Record at 11-12. The defendant argues that, if the trial court would have
given proper aggregate weight to the mitigating circumstances, "the only
conclusion it could have logically reached was that a sentence
substantially less than the standard sentence was warranted because there
were no aggravating circumstances to weigh against." Br. of Defendant-
Appellant at 18.
In determining what sentence to impose for a crime, one of the
statutory factors for consideration by the trial court is whether
"[i]mposition of a reduced sentence or suspension of the sentence and
imposition of probation would depreciate the seriousness of the crime."
Ind.Code § 35-38-1-7.1(b)(4). Consideration of this factor is available
when the trial court contemplates reducing a sentence from the presumptive.
See Mitchell v. State, 726 N.E.2d 1228, 1242 (Ind. 2000). As indicated
above, the trial court expressly found that a reduced sentence would
depreciate the seriousness of the crime. Although the trial court's
language elsewhere states, "there were no aggravating factors," Record at
11, considered in context,[4] we understand the trial court's use of the
phrase "there were no aggravating factors" to mean only that the judge
found no aggravating factors favoring an enhanced sentence. The trial
court's express finding that a reduced sentence would depreciate the
serious of this crime constitutes the finding of a statutory aggravating
circumstance that may weigh against the imposition of a sentence less than
the presumptive term. We decline to find that the trial court abused its
discretion in finding and applying the "depreciate the seriousness"
aggravator to outweigh the mitigating circumstances and to thus impose the
presumptive sentence in this case.
The defendant also asks this Court to reduce his sentence on grounds
that his sentence is manifestly unreasonable. This Court is empowered to
review and revise criminal sentences we find to be "manifestly unreasonable
in light of the nature of the offense and the character of the offender."
Former Ind. Appellate Rule 17(B).[5] Citing the mitigating circumstances
found by the trial court, the defendant urges that because of his
individual conduct, characteristics, and history, the presumptive sentence
is manifestly unreasonable. The defendant shot and killed his wife with a
handgun during an episode of domestic violence in which the defendant was
chasing her throughout their home, knocking over and breaking furniture,
and yelling at her. The imposition of the presumptive sentence in this
case is not manifestly unreasonable.
The judgment of the trial court is affirmed.
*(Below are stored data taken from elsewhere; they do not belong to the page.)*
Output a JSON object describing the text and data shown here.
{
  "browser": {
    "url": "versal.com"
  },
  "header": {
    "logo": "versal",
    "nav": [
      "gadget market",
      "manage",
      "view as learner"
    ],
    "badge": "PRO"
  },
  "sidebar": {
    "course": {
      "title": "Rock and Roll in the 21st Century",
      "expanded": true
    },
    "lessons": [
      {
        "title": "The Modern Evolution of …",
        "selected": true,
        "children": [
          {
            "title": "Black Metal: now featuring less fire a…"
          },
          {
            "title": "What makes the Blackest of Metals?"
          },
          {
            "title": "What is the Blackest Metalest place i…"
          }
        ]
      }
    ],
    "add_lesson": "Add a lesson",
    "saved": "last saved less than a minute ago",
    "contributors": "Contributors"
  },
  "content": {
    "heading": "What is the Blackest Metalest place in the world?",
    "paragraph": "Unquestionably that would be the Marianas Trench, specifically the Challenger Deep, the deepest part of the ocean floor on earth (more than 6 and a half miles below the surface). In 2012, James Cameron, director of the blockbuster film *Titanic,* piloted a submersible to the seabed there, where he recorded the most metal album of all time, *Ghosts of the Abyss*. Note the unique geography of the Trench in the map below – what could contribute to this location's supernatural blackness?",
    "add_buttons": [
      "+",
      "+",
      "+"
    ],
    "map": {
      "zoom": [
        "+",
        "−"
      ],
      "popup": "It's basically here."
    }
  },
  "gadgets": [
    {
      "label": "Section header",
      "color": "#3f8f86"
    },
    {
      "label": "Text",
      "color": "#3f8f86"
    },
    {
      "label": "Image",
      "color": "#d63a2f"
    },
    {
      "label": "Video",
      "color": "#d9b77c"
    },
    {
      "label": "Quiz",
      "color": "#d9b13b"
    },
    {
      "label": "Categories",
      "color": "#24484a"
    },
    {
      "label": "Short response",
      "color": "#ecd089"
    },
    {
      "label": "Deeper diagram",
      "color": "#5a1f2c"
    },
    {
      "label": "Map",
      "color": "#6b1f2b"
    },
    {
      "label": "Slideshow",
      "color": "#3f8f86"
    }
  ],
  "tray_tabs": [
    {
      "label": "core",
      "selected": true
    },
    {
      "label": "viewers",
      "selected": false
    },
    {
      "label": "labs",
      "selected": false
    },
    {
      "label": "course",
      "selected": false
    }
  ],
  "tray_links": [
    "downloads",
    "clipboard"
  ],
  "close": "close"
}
SHEPARD, C.J., and SULLIVAN, BOEHM, and RUCKER, JJ., concur.
-----------------------
[1] Ind.Code § 35-42-1-1.
[2] Upon a conviction for murder, a person "shall be imprisoned for
a fixed term of fifty-five (55) years, with not more than ten (10) years
added for aggravating circumstances or not more than ten (10) years
subtracted for mitigating circumstances." Ind.Code § 35-50-2-3.
[3] The defendant quarrels with this statement as contrary to the
evidence which he alleges indicated that the son heard the shot but not any
arguing. The defendant acknowledges, however, that this has "little
bearing or impact on what the appropriate sentence should be." Br. of
Defendant-Appellant at 10 n.3. We agree and decline to further evaluate
the accuracy of this finding.
[4] The court stated: "The Court in its prior ruling found that
there were no aggravating factors. Since there are no aggravating factors
herein, an enhanced sentence would not be proper." Record at 11.
[5] As this appeal was initiated before January 1, 2001, the former
appellate rules apply. This rule is now Ind.Appellate Rule 7(B).